Utiliser un traducteur automatique pour vos documents est une fausse bonne idée. Bien que cette option soit tentante (après tout, le résultat est presque instantané et souvent gratuit), elle comporte un très fort risque d’erreur.

Les erreurs des traducteurs automatiques sont inévitables car pour bien traduire un texte, il faut en comprendre la teneur. La traduction automatique n’a pas, à l’heure actuelle, d’intelligence : elle se contente d’une transposition grammaticale ou d’un savant mécanisme statistique fondé sur des traductions réalisées, elles, par des professionnels. Ces méthodes offrent des résultats impressionnants, mais trompeurs : si dans certains cas, le résultat obtenu est bon, la méthode, elle, ne l’est pas. Le logiciel n’a pas compris le texte, et n’a aucun moyen de savoir si ce qu’il a écrit possède le moindre sens.

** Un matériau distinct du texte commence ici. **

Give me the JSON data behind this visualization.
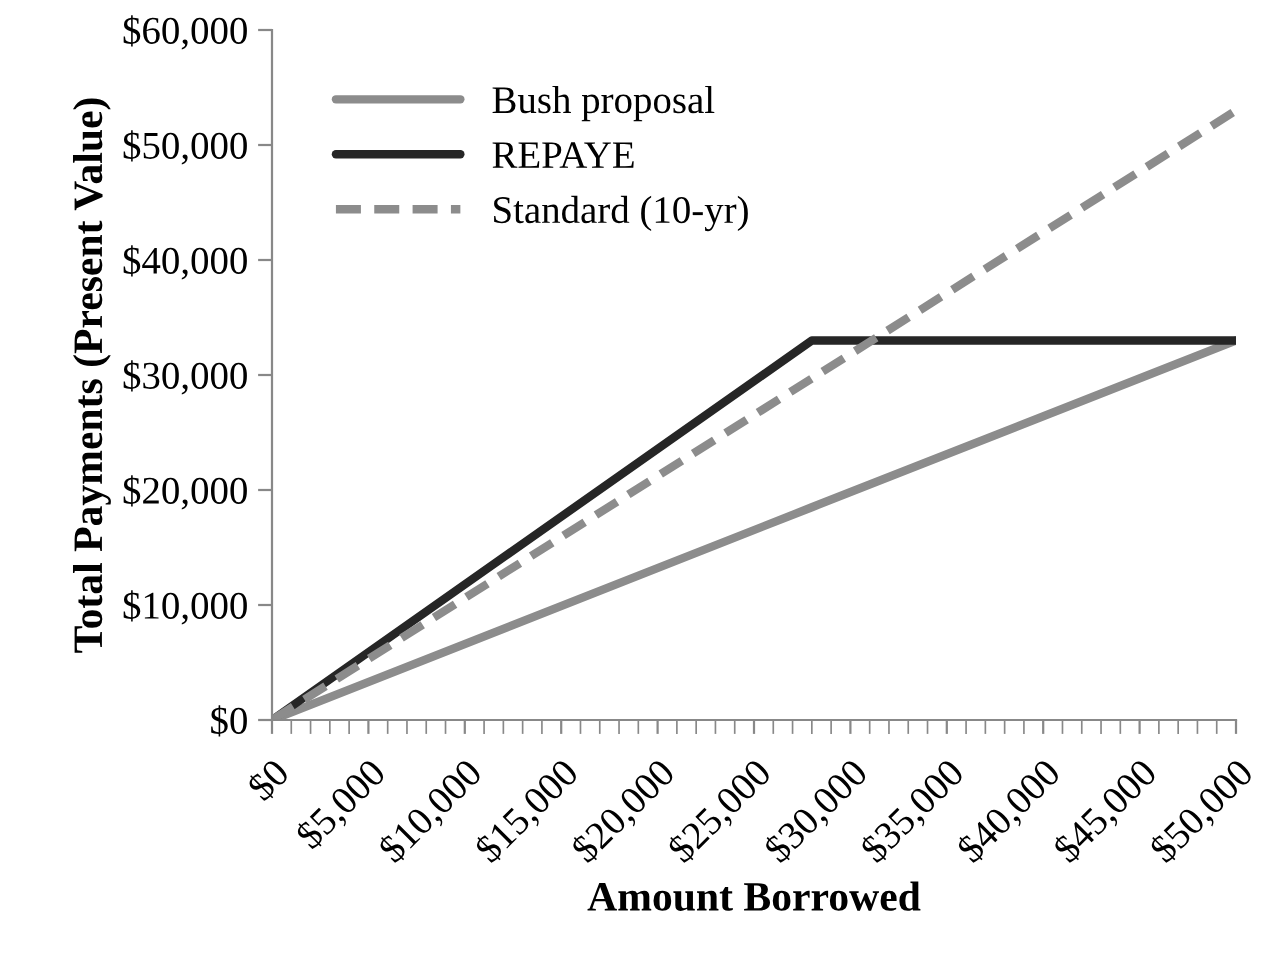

Pour vous en convaincre, il vous suffit de demander à un traducteur automatique de traduire un texte sans queue ni tête avec des phrases à la syntaxe incorrecte et tarabiscotée (par exemple « Bientôt, nous observerons ne pourra pas se tenir à distance des marchés relativement, pour des raisons évidentes, qui aurait occasionné un chamboulement ne surviendra pas. » : il ne bronchera pas. Un traducteur humain compétent, lui, vous signalera immédiatement que votre document n’a aucun sens et qu’il ne peut pas le traduire.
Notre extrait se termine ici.